Generalized and Personalized Federated Learning with Foundation Models via Orthogonal Transformations
Eun Gyung Kong, Je Won Yeom, Yonghoon Jeon, Taesup Kim
TL;DR
This work tackles the challenge of balancing generalization and personalization in federated learning under data heterogeneity by leveraging foundation models in a black-box setting. It introduces FedOT, which keeps a fixed vision encoder, learns a globally shared classifier, and uses per-client orthogonal feature transforms implemented via the Cayley transform to enable local adaptation without tampering with the encoder. Theoretical analysis shows that orthogonal transforms bound gradient differences across clients, with a tight upper bound of $4\tau$ when the local transforms have condition number $\kappa=1$, and block-diagonal variants offer a controllable trade-off between expressivity and complexity.
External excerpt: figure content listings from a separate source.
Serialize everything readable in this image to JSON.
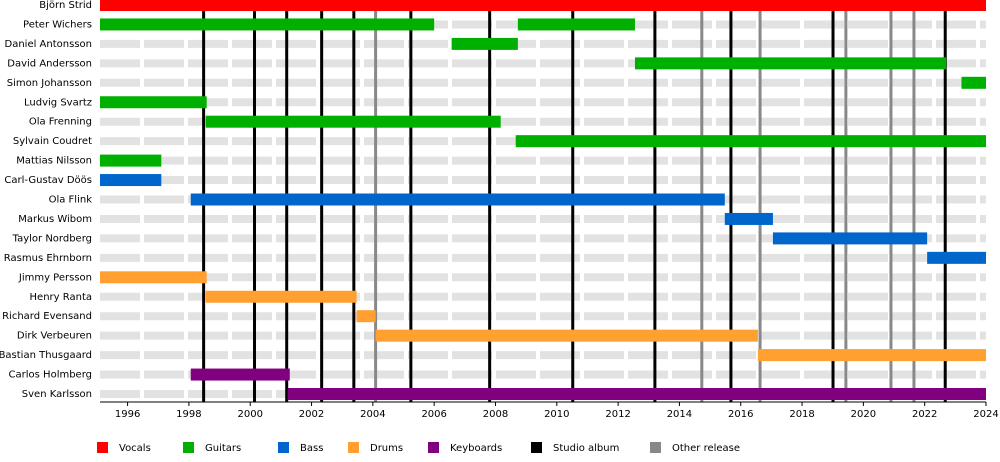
{
  "chart_data": {
    "type": "timeline",
    "categories": [
      "Björn Strid",
      "Peter Wichers",
      "Daniel Antonsson",
      "David Andersson",
      "Simon Johansson",
      "Ludvig Svartz",
      "Ola Frenning",
      "Sylvain Coudret",
      "Mattias Nilsson",
      "Carl-Gustav Döös",
      "Ola Flink",
      "Markus Wibom",
      "Taylor Nordberg",
      "Rasmus Ehrnborn",
      "Jimmy Persson",
      "Henry Ranta",
      "Richard Evensand",
      "Dirk Verbeuren",
      "Bastian Thusgaard",
      "Carlos Holmberg",
      "Sven Karlsson"
    ],
    "series": [
      {
        "name": "Vocals",
        "color": "#ff0000",
        "values": [
          [
            [
              1995.1,
              2024
            ]
          ],
          null,
          null,
          null,
          null,
          null,
          null,
          null,
          null,
          null,
          null,
          null,
          null,
          null,
          null,
          null,
          null,
          null,
          null,
          null,
          null
        ]
      },
      {
        "name": "Guitars",
        "color": "#00b000",
        "values": [
          null,
          [
            [
              1995.1,
              2006.0
            ],
            [
              2008.73,
              2012.55
            ]
          ],
          [
            [
              2006.57,
              2008.73
            ]
          ],
          [
            [
              2012.55,
              2022.7
            ]
          ],
          [
            [
              2023.2,
              2024
            ]
          ],
          [
            [
              1995.1,
              1998.58
            ]
          ],
          [
            [
              1998.55,
              2008.17
            ]
          ],
          [
            [
              2008.66,
              2024
            ]
          ],
          [
            [
              1995.1,
              1997.1
            ]
          ],
          null,
          null,
          null,
          null,
          null,
          null,
          null,
          null,
          null,
          null,
          null,
          null
        ]
      },
      {
        "name": "Bass",
        "color": "#0066cc",
        "values": [
          null,
          null,
          null,
          null,
          null,
          null,
          null,
          null,
          null,
          [
            [
              1995.1,
              1997.1
            ]
          ],
          [
            [
              1998.06,
              2015.48
            ]
          ],
          [
            [
              2015.48,
              2017.05
            ]
          ],
          [
            [
              2017.05,
              2022.08
            ]
          ],
          [
            [
              2022.08,
              2024
            ]
          ],
          null,
          null,
          null,
          null,
          null,
          null,
          null
        ]
      },
      {
        "name": "Drums",
        "color": "#ffa030",
        "values": [
          null,
          null,
          null,
          null,
          null,
          null,
          null,
          null,
          null,
          null,
          null,
          null,
          null,
          null,
          [
            [
              1995.1,
              1998.58
            ]
          ],
          [
            [
              1998.55,
              2003.47
            ]
          ],
          [
            [
              2003.47,
              2004.09
            ]
          ],
          [
            [
              2004.09,
              2016.56
            ]
          ],
          [
            [
              2016.56,
              2024
            ]
          ],
          null,
          null
        ]
      },
      {
        "name": "Keyboards",
        "color": "#800080",
        "values": [
          null,
          null,
          null,
          null,
          null,
          null,
          null,
          null,
          null,
          null,
          null,
          null,
          null,
          null,
          null,
          null,
          null,
          null,
          null,
          [
            [
              1998.06,
              2001.29
            ]
          ],
          [
            [
              2001.22,
              2024
            ]
          ]
        ]
      }
    ],
    "markers": [
      {
        "name": "Studio album",
        "color": "#000000",
        "values": [
          1998.48,
          2000.14,
          2001.19,
          2002.33,
          2003.38,
          2005.24,
          2007.81,
          2010.52,
          2013.2,
          2015.68,
          2019.01,
          2022.67
        ]
      },
      {
        "name": "Other release",
        "color": "#888888",
        "values": [
          2004.09,
          2014.73,
          2016.63,
          2019.43,
          2020.9,
          2021.65
        ]
      }
    ],
    "xlim": [
      1995.1,
      2024
    ],
    "xticks": [
      1996,
      1998,
      2000,
      2002,
      2004,
      2006,
      2008,
      2010,
      2012,
      2014,
      2016,
      2018,
      2020,
      2022,
      2024
    ]
  }
}
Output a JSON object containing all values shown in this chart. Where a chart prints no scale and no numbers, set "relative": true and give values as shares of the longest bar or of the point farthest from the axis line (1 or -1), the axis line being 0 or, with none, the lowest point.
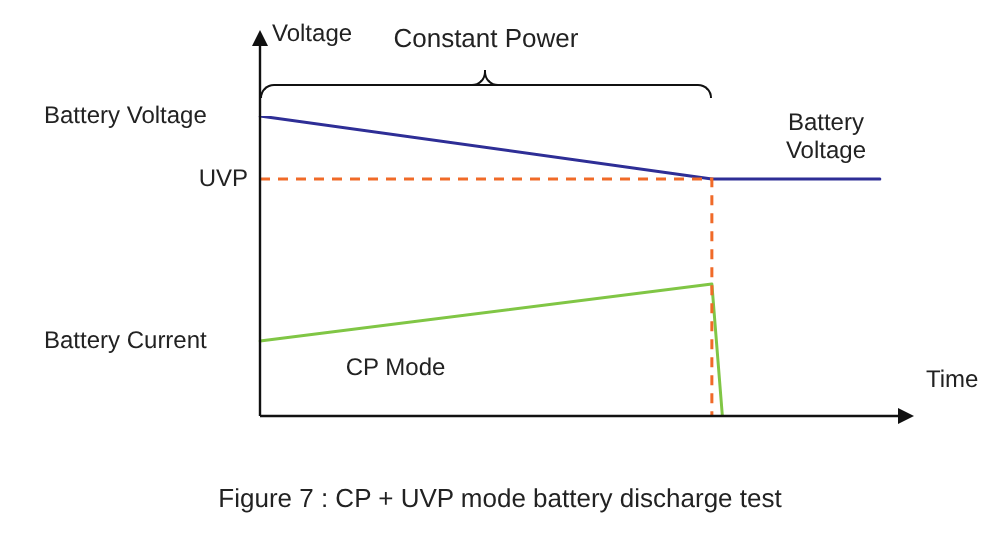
{
  "chart_data": {
    "type": "line",
    "relative": true,
    "title": "Figure 7 : CP + UVP mode battery discharge test",
    "xlabel": "Time",
    "ylabel": "Voltage",
    "marker": "none",
    "legend": false,
    "line_style": "solid",
    "categories": [
      null,
      null,
      null,
      null,
      null,
      null,
      null,
      null,
      null,
      null,
      null,
      null,
      null,
      null,
      null,
      null,
      null,
      null,
      null,
      null,
      null,
      null,
      null,
      null,
      null,
      null,
      null,
      null,
      null,
      null,
      null,
      null,
      null,
      null,
      null,
      null,
      null,
      null,
      null,
      null,
      null,
      null,
      null,
      null,
      null,
      null,
      null,
      null,
      null,
      null,
      null,
      null,
      null,
      null,
      null,
      null,
      null,
      null,
      null,
      null
    ],
    "series": [
      {
        "name": "Battery Voltage",
        "color": "#2e2e96",
        "values": [
          1,
          null,
          null,
          null,
          null,
          null,
          null,
          null,
          null,
          null,
          null,
          null,
          null,
          null,
          null,
          null,
          null,
          null,
          null,
          null,
          null,
          null,
          null,
          null,
          null,
          null,
          null,
          null,
          null,
          null,
          null,
          null,
          null,
          null,
          null,
          null,
          null,
          null,
          null,
          null,
          null,
          null,
          null,
          0.79,
          null,
          null,
          null,
          null,
          null,
          null,
          null,
          null,
          null,
          null,
          null,
          null,
          null,
          null,
          null,
          0.79
        ]
      },
      {
        "name": "Battery Current",
        "color": "#80c645",
        "values": [
          0.25,
          null,
          null,
          null,
          null,
          null,
          null,
          null,
          null,
          null,
          null,
          null,
          null,
          null,
          null,
          null,
          null,
          null,
          null,
          null,
          null,
          null,
          null,
          null,
          null,
          null,
          null,
          null,
          null,
          null,
          null,
          null,
          null,
          null,
          null,
          null,
          null,
          null,
          null,
          null,
          null,
          null,
          null,
          0.44,
          0,
          null,
          null,
          null,
          null,
          null,
          null,
          null,
          null,
          null,
          null,
          null,
          null,
          null,
          null,
          null
        ]
      }
    ],
    "ref_lines": [
      {
        "axis": "y",
        "value": 0.79,
        "label": "UVP",
        "color": "#f06a28",
        "line_style": "dashed"
      }
    ],
    "annotations": [
      "Constant Power",
      "Battery Voltage",
      "CP Mode"
    ]
  }
}
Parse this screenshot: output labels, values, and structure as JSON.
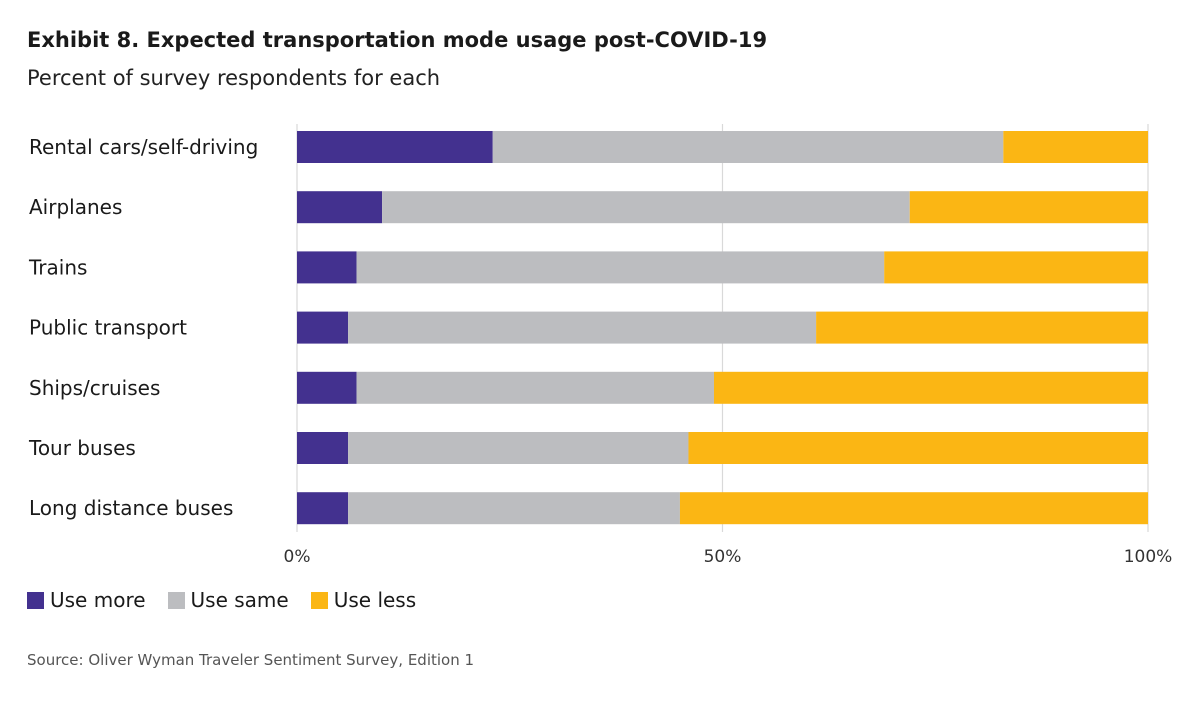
{
  "chart_data": {
    "type": "bar",
    "orientation": "horizontal",
    "stacked": true,
    "title": "Exhibit 8. Expected transportation mode usage post-COVID-19",
    "subtitle": "Percent of survey respondents for each",
    "source": "Source: Oliver Wyman Traveler Sentiment Survey, Edition 1",
    "categories": [
      "Rental cars/self-driving",
      "Airplanes",
      "Trains",
      "Public transport",
      "Ships/cruises",
      "Tour buses",
      "Long distance buses"
    ],
    "series": [
      {
        "name": "Use more",
        "color": "#43318f",
        "values": [
          23,
          10,
          7,
          6,
          7,
          6,
          6
        ]
      },
      {
        "name": "Use same",
        "color": "#bcbdc0",
        "values": [
          60,
          62,
          62,
          55,
          42,
          40,
          39
        ]
      },
      {
        "name": "Use less",
        "color": "#fbb614",
        "values": [
          17,
          28,
          31,
          39,
          51,
          54,
          55
        ]
      }
    ],
    "x_ticks": [
      "0%",
      "50%",
      "100%"
    ],
    "xlim": [
      0,
      100
    ],
    "grid": true,
    "legend_position": "bottom-left"
  }
}
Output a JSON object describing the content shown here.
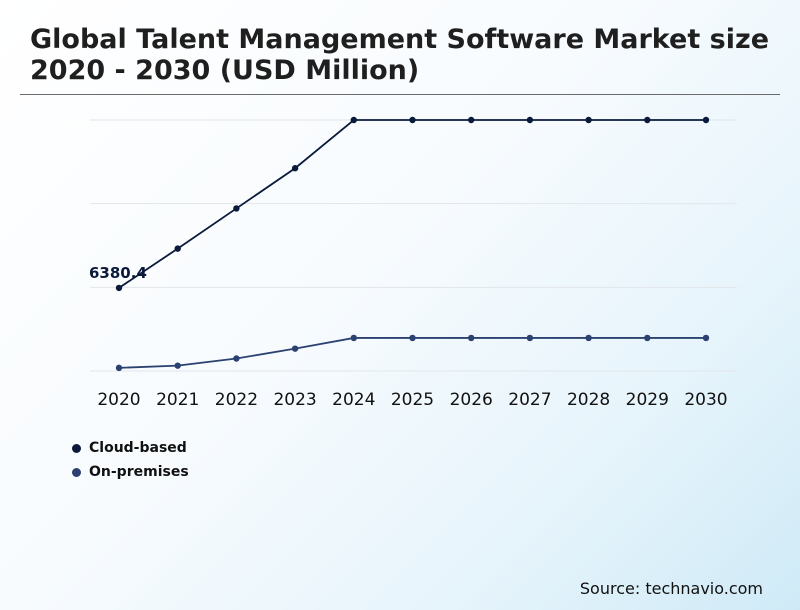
{
  "chart_data": {
    "type": "line",
    "title": "Global Talent Management Software Market size 2020 - 2030 (USD Million)",
    "categories": [
      "2020",
      "2021",
      "2022",
      "2023",
      "2024",
      "2025",
      "2026",
      "2027",
      "2028",
      "2029",
      "2030"
    ],
    "series": [
      {
        "name": "Cloud-based",
        "color": "#0b1a3b",
        "values": [
          6380.4,
          6820,
          7270,
          7720,
          8260,
          8260,
          8260,
          8260,
          8260,
          8260,
          8260
        ]
      },
      {
        "name": "On-premises",
        "color": "#2b4170",
        "values": [
          5485,
          5510,
          5590,
          5700,
          5820,
          5820,
          5820,
          5820,
          5820,
          5820,
          5820
        ]
      }
    ],
    "annotation": {
      "series": 0,
      "index": 0,
      "text": "6380.4"
    },
    "ylim": [
      5450,
      8260
    ],
    "gridlines": 4,
    "legend": "bottom-left",
    "xlabel": "",
    "ylabel": ""
  },
  "source": "Source: technavio.com"
}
Empirically, FedOT and its block-diagonal extension FedOT(+B) outperform baselines across five domain-shift datasets, delivering strong generalization, personalized performance, and robust behavior under varying communication rounds, while preserving data privacy and foundation-model IP. The approach highlights practical implications for deploying secure, scalable, and adaptable FL systems that capitalize on large foundation models.
Abstract
Federated Learning (FL) aims to train models across decentralized clients or devices holding local data without the need for centralized data collection, thus enhancing data privacy and security. However, achieving both generalization and personalization in heterogeneous settings remains a significant challenge. To address this, we introduce FedOT, a novel approach that leverages black-box foundation models. FedOT shares only a global task-dependent classifier across clients while locally adapting features through orthogonal transformations. By enforcing orthogonality, FedOT mitigates gradient conflicts across diverse clients, preserves semantic integrity, and achieves robust performance even in the presence of substantial data heterogeneity. The strategy of combining global and local parameters enables a more balanced approach for both generalization and personalization, outperforming baseline FL methods across multiple benchmarks. Furthermore, our extensive analysis confirms that joint optimization of global classifiers and local orthogonal transformations yields superior performance and suggests broader applicability.